1
votes

I wonder if i could achieve something like the following logic: given a set of jobs to be done fold_num and a limit number of worker processes, say work_num, i hope to run work_num processes in parallel until all jobs fold_num are done. Finally, there is some other processing on the results of all these jobs. We can assume fold_num is always several times of work_num.

I haven't got the following snippet working so far, with tips from How to wait in bash for several subprocesses to finish and return exit code !=0 when any subprocess ends with code !=0?

#!/bin/bash
worker_num=5                                                                                                                                                                                 
fold_num=10                                                                                                                                                                              

pids=""                                                                                                                                                                                   
result=0                                                                                                                                                                                  
for fold in $(seq 0 $(( $fold_num-1 ))); do                                                                                                                                               
    pids_idx=$(( $fold % ${worker_num} ))                                                                                                                                                    
    echo "pids_idx=${pids_idx}, pids[${pids_idx}]=${pids[${pids_idx}]}"                                                                                                                   
    wait ${pids[$pids_idx]} || let "result=1"                                                                                                                                             
    if [ "$result" == "1" ]; then                                                                                                                                                         
        echo "some job is abnormal, aborting"                                                                                                                                             
        exit                                                                                                                                                                              
    fi                                                                                                                                                                                    

    cmd="echo fold$fold"    # use echo as an example, real command can be time-consuming to run                                                                                                                                                              
    $cmd &                                                                                                                                                                                
    pids[${pids_idx}]="$!"                                                                                                                                                                
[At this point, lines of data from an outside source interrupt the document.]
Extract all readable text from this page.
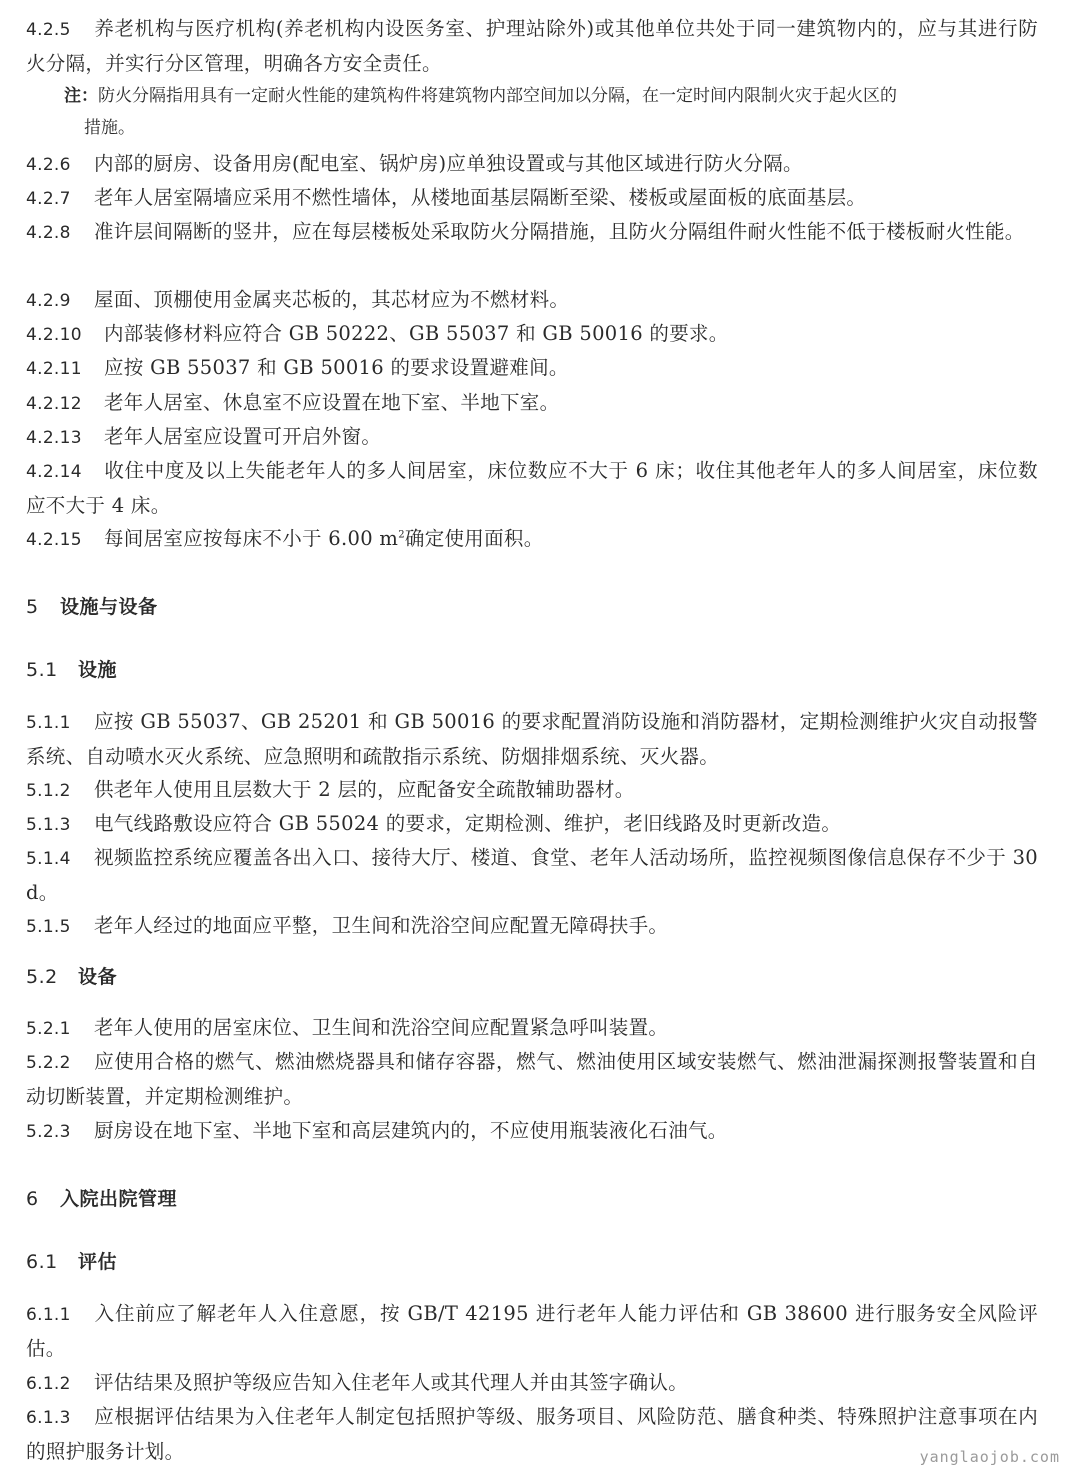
4.2.5 养老机构与医疗机构(养老机构内设医务室、护理站除外)或其他单位共处于同一建筑物内的，应与其进行防火分隔，并实行分区管理，明确各方安全责任。
注：防火分隔指用具有一定耐火性能的建筑构件将建筑物内部空间加以分隔，在一定时间内限制火灾于起火区的
措施。
4.2.6 内部的厨房、设备用房(配电室、锅炉房)应单独设置或与其他区域进行防火分隔。
4.2.7 老年人居室隔墙应采用不燃性墙体，从楼地面基层隔断至梁、楼板或屋面板的底面基层。
4.2.8 准许层间隔断的竖井，应在每层楼板处采取防火分隔措施，且防火分隔组件耐火性能不低于楼板耐火性能。
4.2.9 屋面、顶棚使用金属夹芯板的，其芯材应为不燃材料。
4.2.10 内部装修材料应符合 GB 50222、GB 55037 和 GB 50016 的要求。
4.2.11 应按 GB 55037 和 GB 50016 的要求设置避难间。
4.2.12 老年人居室、休息室不应设置在地下室、半地下室。
4.2.13 老年人居室应设置可开启外窗。
4.2.14 收住中度及以上失能老年人的多人间居室，床位数应不大于 6 床；收住其他老年人的多人间居室，床位数应不大于 4 床。
4.2.15 每间居室应按每床不小于 6.00 $m^2$确定使用面积。
5 设施与设备
5.1 设施
5.1.1 应按 GB 55037、GB 25201 和 GB 50016 的要求配置消防设施和消防器材，定期检测维护火灾自动报警系统、自动喷水灭火系统、应急照明和疏散指示系统、防烟排烟系统、灭火器。
5.1.2 供老年人使用且层数大于 2 层的，应配备安全疏散辅助器材。
5.1.3 电气线路敷设应符合 GB 55024 的要求，定期检测、维护，老旧线路及时更新改造。
5.1.4 视频监控系统应覆盖各出入口、接待大厅、楼道、食堂、老年人活动场所，监控视频图像信息保存不少于 30 d。
5.1.5 老年人经过的地面应平整，卫生间和洗浴空间应配置无障碍扶手。
5.2 设备
5.2.1 老年人使用的居室床位、卫生间和洗浴空间应配置紧急呼叫装置。
5.2.2 应使用合格的燃气、燃油燃烧器具和储存容器，燃气、燃油使用区域安装燃气、燃油泄漏探测报警装置和自动切断装置，并定期检测维护。
5.2.3 厨房设在地下室、半地下室和高层建筑内的，不应使用瓶装液化石油气。
6 入院出院管理
6.1 评估
6.1.1 入住前应了解老年人入住意愿，按 GB/T 42195 进行老年人能力评估和 GB 38600 进行服务安全风险评估。
6.1.2 评估结果及照护等级应告知入住老年人或其代理人并由其签字确认。
6.1.3 应根据评估结果为入住老年人制定包括照护等级、服务项目、风险防范、膳食种类、特殊照护注意事项在内的照护服务计划。	yanglaojob.com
    echo "pids=${pids[*]}"                                                                                                                                                                
done                                                                                                                                                                                      


# when the for-loop completes, do something else...                                                                                                                                       

The output looks like:

pids_idx=0, pids[0]=
pids=5846
pids_idx=1, pids[1]=
fold0
pids=5846 5847
fold1
pids_idx=2, pids[2]=
pids=5846 5847 5848
fold2
pids_idx=3, pids[3]=
pids=5846 5847 5848 5849
fold3
pids_idx=4, pids[4]=
pids=5846 5847 5848 5849 5850
pids_idx=0, pids[0]=5846
fold4
./test_wait.sh: line 12: wait: pid 5846 is not a child of this shell
some job is abnormal, aborting

Question: 1. Seems the pids array has recorded correct process IDs, but failed to be 'wait' for. Any ideas how to fix this? 2. Do we need to use wait after the for-loop? if so, what to do after the for-loop?

1
Can you use a tool like GNU Parallel? gnu.org/software/parallelBarmar
GNU Parallel is designed for this... parallel -j $work_num process ::: {1..$fold_num}Mark Setchell
my real command has more complicated logic, so not sure if parallel can achieve this: say i need to ensure that fold0 and fold5 are processed by the 1st worker process (whatever that might be), fold1 and fold6 by the 2nd, ...fold4 and fold9 by the 5th. how can i do so using parallel?galactica

1 Answers

0
votes

alright, I guess I got a working solution with tips from folks on 'parallel'.
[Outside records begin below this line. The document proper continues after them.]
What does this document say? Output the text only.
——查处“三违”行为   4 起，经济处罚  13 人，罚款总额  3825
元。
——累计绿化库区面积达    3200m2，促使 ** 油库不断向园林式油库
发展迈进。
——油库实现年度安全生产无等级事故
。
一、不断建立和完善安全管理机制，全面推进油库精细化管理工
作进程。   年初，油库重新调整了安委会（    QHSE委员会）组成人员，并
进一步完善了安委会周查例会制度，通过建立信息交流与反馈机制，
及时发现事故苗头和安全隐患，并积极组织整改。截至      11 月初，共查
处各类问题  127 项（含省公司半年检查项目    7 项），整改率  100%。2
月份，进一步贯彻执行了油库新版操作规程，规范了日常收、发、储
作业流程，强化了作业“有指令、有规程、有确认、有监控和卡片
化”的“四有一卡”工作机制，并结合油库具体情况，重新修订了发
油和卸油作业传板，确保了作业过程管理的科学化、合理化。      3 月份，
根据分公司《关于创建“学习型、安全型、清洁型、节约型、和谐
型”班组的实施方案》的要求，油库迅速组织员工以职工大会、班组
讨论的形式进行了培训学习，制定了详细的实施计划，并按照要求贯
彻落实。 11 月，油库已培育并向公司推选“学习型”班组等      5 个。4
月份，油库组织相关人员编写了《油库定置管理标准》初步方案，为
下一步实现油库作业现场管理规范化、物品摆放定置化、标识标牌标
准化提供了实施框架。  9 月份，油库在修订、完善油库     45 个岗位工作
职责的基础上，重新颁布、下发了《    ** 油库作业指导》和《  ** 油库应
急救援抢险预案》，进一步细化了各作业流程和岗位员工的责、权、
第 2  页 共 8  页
export worker_names=("foo", "bar")                                                                                                                                                                                   
export worker_num=${#worker_names[@]}        

function some_computation {                                                                                                                                                                                          
    fold=$1                                                                                                                                                                                                          
    cmd="..."     #involves worker_names and fold                                                                                                                                                                    
    echo $cmd; $cmd                                                                                                                                                                                                  
}                                                                                                                                                                                                                    
export -f some_computation # important, to make this function visible to subprocesses                                                                                                                                

for fold in $(seq 0 $(( $fold_num-1 ))); do                                                                                                                                                                          
    sem -j $worker_num some_computation $fold                                                                                                                                                                        
done                                                                                                                                                                                                                 

sem --wait    # wait for all jobs to complete  

# do something below

Couple of things here:

  1. I haven't got parallel working because of the post-computation processing i need to do after those parallel jobs. The parallel version i tried failed to wait for job completion. So i used GNU sem which stands for semaphore.
  2. exporting variables is crucial for the computation function to access to in this situation. Otherwise those global variables are invisible.
  3. exporting the computation function is also necessary for the same reason. Notice the -f option.

  4. sem --wait perfectly fulfills the needs to wait for parallel jobs.

HTH.